# **웹툰 장르별 썸네일 모델(ResNet50)에 학습**

In [None]:
!pip install tensorflow==2.8

In [None]:
!apt install --allow-change-held-packages libcudnn8=8.1.0.77-1+cuda11.2

In [None]:
pip install split-folders

In [None]:
import splitfolders

import os # 리눅스 명령어를 파이선에서 쓰고 싶을 때

import cv2 # 이미지 읽어들일 때
import numpy as np

from matplotlib import pyplot as plt
import matplotlib.cm as cm

import tensorflow as tf

import pickle

from tensorflow.keras.preprocessing.image import ImageDataGenerator, array_to_img, img_to_array, load_img

In [None]:
from tensorflow.keras.applications.resnet50 import ResNet50

In [None]:
from tensorflow.keras import datasets, layers, models

from tensorflow.keras.layers import Dense, Flatten, MaxPooling2D
from tensorflow.keras import Input
from tensorflow.keras.layers import Dropout, BatchNormalization

import matplotlib.pyplot as plt

from sklearn.model_selection import train_test_split

## **모델학습전 사전 설정**

In [None]:
# 데이터셋 다운로드
# !!!!!!너무 자주쓰면 접근제한 걸려서 업데이트 된 새 링크로 교체 필요!!!!!!
# !gdown https://drive.google.com/uc?id= #구글드라이브 이미지링크

In [None]:
!unzip -q img.zip

In [None]:
# 경로를 문자열로 놓고 변수화하면 해당 경로의 파일들을 참조하여 읽어들이기 편함
folder_path = '/content/img' 
label_names = os.listdir(folder_path)
label_names

In [None]:
 # 파일에 라벨 달기

dataset = {} # 딕셔너리의 key = 라벨, value = 이미지 경로

# 이미지와 라벨 리스트에 담기
for label in os.listdir(folder_path):
    sub_path = folder_path+'/'+label+'/' # 세부 경로 지정
    dataset[label] = []
    for filename in os.listdir(sub_path):
        dataset[label].append(sub_path+filename)

dataset

In [None]:
!mkdir resized
!mkdir resized/daily
!mkdir resized/comic
!mkdir resized/fantasy
!mkdir resized/action
!mkdir resized/drama
!mkdir resized/pure
!mkdir resized/sensibility
!mkdir resized/thrill
!mkdir resized/historical
!mkdir resized/sports

## **Resize with padding**

### **train data**

In [None]:
for label, filenames in dataset.items():
    for filename in filenames:
        img = cv2.imread(filename) # cv2.imread(filename = 파일경로)
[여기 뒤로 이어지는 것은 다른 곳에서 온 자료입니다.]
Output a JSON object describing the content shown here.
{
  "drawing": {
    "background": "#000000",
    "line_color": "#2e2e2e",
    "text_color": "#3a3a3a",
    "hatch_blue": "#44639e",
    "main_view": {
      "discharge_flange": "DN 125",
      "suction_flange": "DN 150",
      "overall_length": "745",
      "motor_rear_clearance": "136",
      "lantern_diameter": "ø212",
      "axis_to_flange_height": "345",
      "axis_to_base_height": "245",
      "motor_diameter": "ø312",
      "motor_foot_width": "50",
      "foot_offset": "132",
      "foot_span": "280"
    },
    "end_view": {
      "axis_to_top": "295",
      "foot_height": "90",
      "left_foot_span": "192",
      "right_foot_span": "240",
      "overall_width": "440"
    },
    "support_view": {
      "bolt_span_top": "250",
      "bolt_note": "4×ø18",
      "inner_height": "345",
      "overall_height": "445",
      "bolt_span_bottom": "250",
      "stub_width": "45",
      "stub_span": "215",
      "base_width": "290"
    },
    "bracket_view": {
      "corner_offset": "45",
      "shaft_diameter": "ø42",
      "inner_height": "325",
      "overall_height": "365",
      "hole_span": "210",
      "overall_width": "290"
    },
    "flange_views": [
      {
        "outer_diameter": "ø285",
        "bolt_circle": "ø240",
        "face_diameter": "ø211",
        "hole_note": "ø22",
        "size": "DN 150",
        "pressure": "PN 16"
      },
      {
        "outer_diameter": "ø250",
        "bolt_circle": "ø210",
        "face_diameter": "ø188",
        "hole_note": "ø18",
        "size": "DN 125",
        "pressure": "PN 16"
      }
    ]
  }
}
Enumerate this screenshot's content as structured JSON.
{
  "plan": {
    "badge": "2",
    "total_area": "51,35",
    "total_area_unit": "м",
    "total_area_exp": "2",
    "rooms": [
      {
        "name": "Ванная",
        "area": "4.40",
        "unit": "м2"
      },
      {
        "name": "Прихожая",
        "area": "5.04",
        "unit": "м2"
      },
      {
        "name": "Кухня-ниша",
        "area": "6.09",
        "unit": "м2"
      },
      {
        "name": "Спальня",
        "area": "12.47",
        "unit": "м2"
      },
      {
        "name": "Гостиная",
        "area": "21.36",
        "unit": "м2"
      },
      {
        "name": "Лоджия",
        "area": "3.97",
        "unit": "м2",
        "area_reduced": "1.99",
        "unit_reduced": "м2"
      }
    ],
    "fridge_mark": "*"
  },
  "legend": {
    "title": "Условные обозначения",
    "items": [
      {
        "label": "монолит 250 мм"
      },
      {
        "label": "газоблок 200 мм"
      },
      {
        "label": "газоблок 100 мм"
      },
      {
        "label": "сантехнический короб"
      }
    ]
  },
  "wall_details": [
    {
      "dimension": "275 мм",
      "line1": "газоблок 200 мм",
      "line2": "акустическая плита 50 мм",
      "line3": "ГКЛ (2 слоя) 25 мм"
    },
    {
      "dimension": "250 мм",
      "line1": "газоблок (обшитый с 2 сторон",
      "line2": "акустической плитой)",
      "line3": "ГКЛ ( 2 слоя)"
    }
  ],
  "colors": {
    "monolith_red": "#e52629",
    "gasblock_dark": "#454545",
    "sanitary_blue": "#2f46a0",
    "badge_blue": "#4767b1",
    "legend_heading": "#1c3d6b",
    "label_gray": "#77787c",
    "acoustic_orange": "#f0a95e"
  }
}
        # 이미지의 x, y가 112이 넘을 경우 작게해주기
        percent = 1
        if(img.shape[1] > img.shape[0]) :       # 이미지의 가로가 세보다 크면 가로를 112으로 맞추고 세로를 비율에 맞춰서
            percent = 112/img.shape[1]
        else :
            percent = 112/img.shape[0]

        img = cv2.resize(img, dsize=(0, 0), fx=percent, fy=percent, interpolation=cv2.INTER_LINEAR)
                # 이미지 범위 지정
        y,x,h,w = (0,0,img.shape[0], img.shape[1])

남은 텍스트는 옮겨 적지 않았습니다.